Parenting tip

Currently I'm reading a fascinating book called Influence by Robert B Cialdini, Ph.D that outlines the psychology behind many effective sales technique.

There's an interesting passage offering advice for parents on how to best ensure a child follows instruction that draws on research by Jonathan Freedman. This recommends that threats of punishment for not following orders are less effective than engaging the child in a process of assuming a sense of personal responsibility.

Suppose a couple wants to impress upon their daughter that lying is wrong. A strong, clear threat ("It's bad to lie, honey; so if I catch you at it, I'll cut your tongue out") might well be effective when the parents are present or when the girl thinks she can be discovered. But it will not achieve the larger goal of convincing her that she does not want to lie because she thinks it's wrong. To do that, a much subtler approach is required.

A reason must be given that is just strong enough to get her to be truthful most of the time but is not so strong that she sees it as the obvious reason for her truthfulness. It's a tricky business, because exactly what this barely sufficient reason will be changes from child to child.

For one little girl, a simple appeal may be enough ("It's bad to lie, honey; so I hope you won't do it"), for another child, it may be necessary to add a somewhat stronger reason ("...because if you do, I'll be disappointed in you"); for a third child, a mild form of warning me be required as well ("...and I'll probably have to do something I don't want to do").
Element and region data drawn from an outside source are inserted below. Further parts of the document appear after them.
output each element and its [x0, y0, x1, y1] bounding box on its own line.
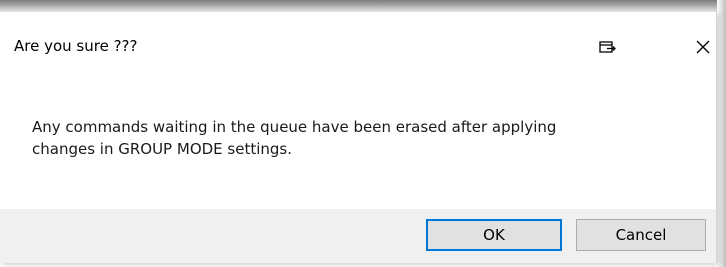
close-button[interactable] — [690, 32, 716, 66]
window-shadow-right — [717, 0, 726, 267]
message-line-1: Any commands waiting in the queue have b… — [32, 118, 557, 136]
dialog-message: Any commands waiting in the queue have b… — [32, 116, 692, 160]
close-icon — [695, 39, 711, 59]
message-line-2: changes in GROUP MODE settings. — [32, 140, 293, 158]
title-bar[interactable]: Are you sure ??? — [0, 12, 716, 72]
restore-window-button[interactable] — [588, 32, 628, 66]
screenshot-page: Are you sure ??? Any commands waiting in… — [0, 0, 726, 267]
ok-button[interactable]: OK — [426, 219, 562, 251]
dialog-title: Are you sure ??? — [14, 37, 138, 55]
cancel-button[interactable]: Cancel — [576, 219, 706, 251]
restore-window-icon — [598, 39, 618, 59]
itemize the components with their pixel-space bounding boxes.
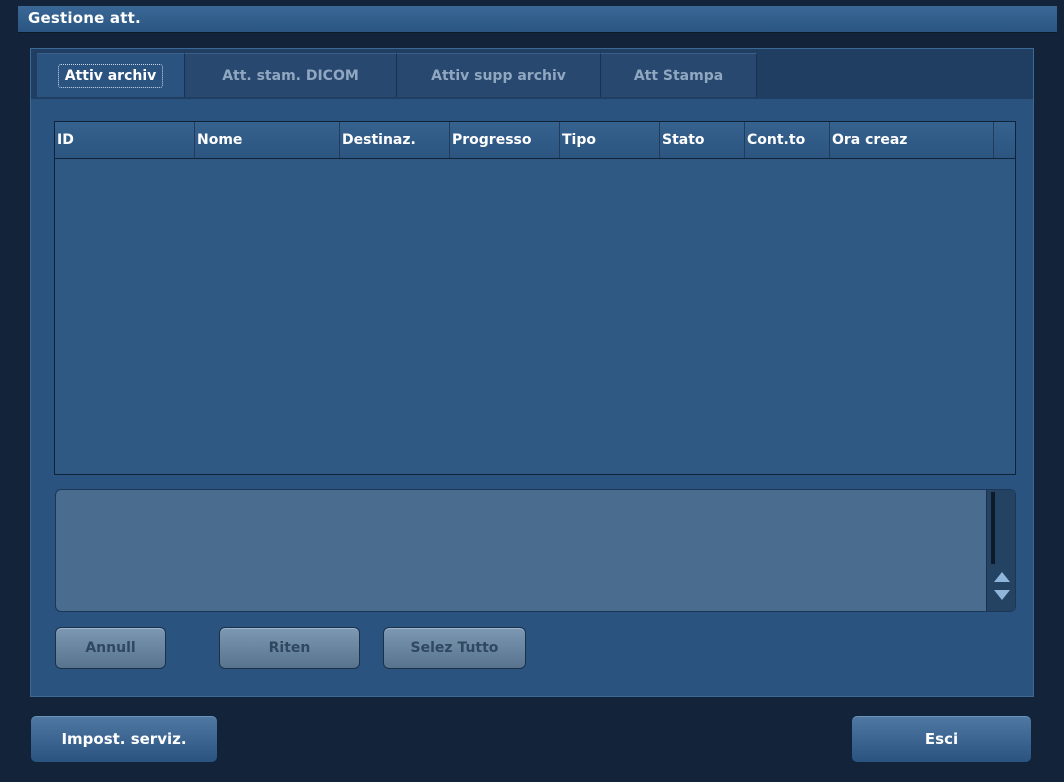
task-table[interactable]: ID Nome Destinaz. Progresso Tipo Stato C… <box>54 121 1016 475</box>
column-header-progress[interactable]: Progresso <box>450 122 560 158</box>
tab-print[interactable]: Att Stampa <box>601 53 757 97</box>
scrollbar-thumb[interactable] <box>991 492 995 564</box>
window-title: Gestione att. <box>28 9 141 27</box>
message-scrollbar[interactable] <box>986 490 1015 611</box>
message-box[interactable] <box>55 489 1016 612</box>
cancel-button-label: Annull <box>85 640 136 656</box>
task-management-window: Gestione att. Attiv archiv Att. stam. DI… <box>0 0 1064 782</box>
column-header-name[interactable]: Nome <box>195 122 340 158</box>
cancel-button[interactable]: Annull <box>55 627 166 669</box>
column-header-type[interactable]: Tipo <box>560 122 660 158</box>
column-header-destination[interactable]: Destinaz. <box>340 122 450 158</box>
tab-label: Attiv supp archiv <box>431 67 566 84</box>
title-bar: Gestione att. <box>18 6 1057 33</box>
chevron-up-icon[interactable] <box>994 572 1010 582</box>
tab-dicom-print[interactable]: Att. stam. DICOM <box>185 53 397 97</box>
column-header-creation-time[interactable]: Ora creaz <box>830 122 994 158</box>
select-all-button[interactable]: Selez Tutto <box>383 627 526 669</box>
exit-button[interactable]: Esci <box>851 715 1032 763</box>
table-header: ID Nome Destinaz. Progresso Tipo Stato C… <box>55 122 1015 159</box>
column-header-count[interactable]: Cont.to <box>745 122 830 158</box>
tab-label: Attiv archiv <box>57 63 164 88</box>
chevron-down-icon[interactable] <box>994 590 1010 600</box>
exit-button-label: Esci <box>924 730 959 748</box>
content-panel: Attiv archiv Att. stam. DICOM Attiv supp… <box>30 48 1034 697</box>
column-header-filler <box>994 122 1015 158</box>
retry-button-label: Riten <box>268 640 311 656</box>
tab-attiv-archiv[interactable]: Attiv archiv <box>37 53 185 97</box>
tab-bar: Attiv archiv Att. stam. DICOM Attiv supp… <box>31 49 1033 99</box>
service-settings-label: Impost. serviz. <box>61 730 187 748</box>
retry-button[interactable]: Riten <box>219 627 360 669</box>
column-header-id[interactable]: ID <box>55 122 195 158</box>
column-header-status[interactable]: Stato <box>660 122 745 158</box>
tab-label: Att. stam. DICOM <box>222 67 359 84</box>
select-all-button-label: Selez Tutto <box>410 640 499 656</box>
tab-media-archive[interactable]: Attiv supp archiv <box>397 53 601 97</box>
tab-label: Att Stampa <box>633 67 724 84</box>
service-settings-button[interactable]: Impost. serviz. <box>30 715 218 763</box>
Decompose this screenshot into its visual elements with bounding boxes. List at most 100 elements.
Wise parents will know which kind of reason will work on their own children. The important thing is to use a reason that will initially produce the desired behaviour and will, at the same time, allow a child to take personal responsibility for that behaviour.

Thus, the less detectable outside pressure such a reason contains, the better. Selecting just the right reason is not an easy task for parents. But the effort should pay off. It is likely to mean the difference between short-lived compliance and long-term commitment.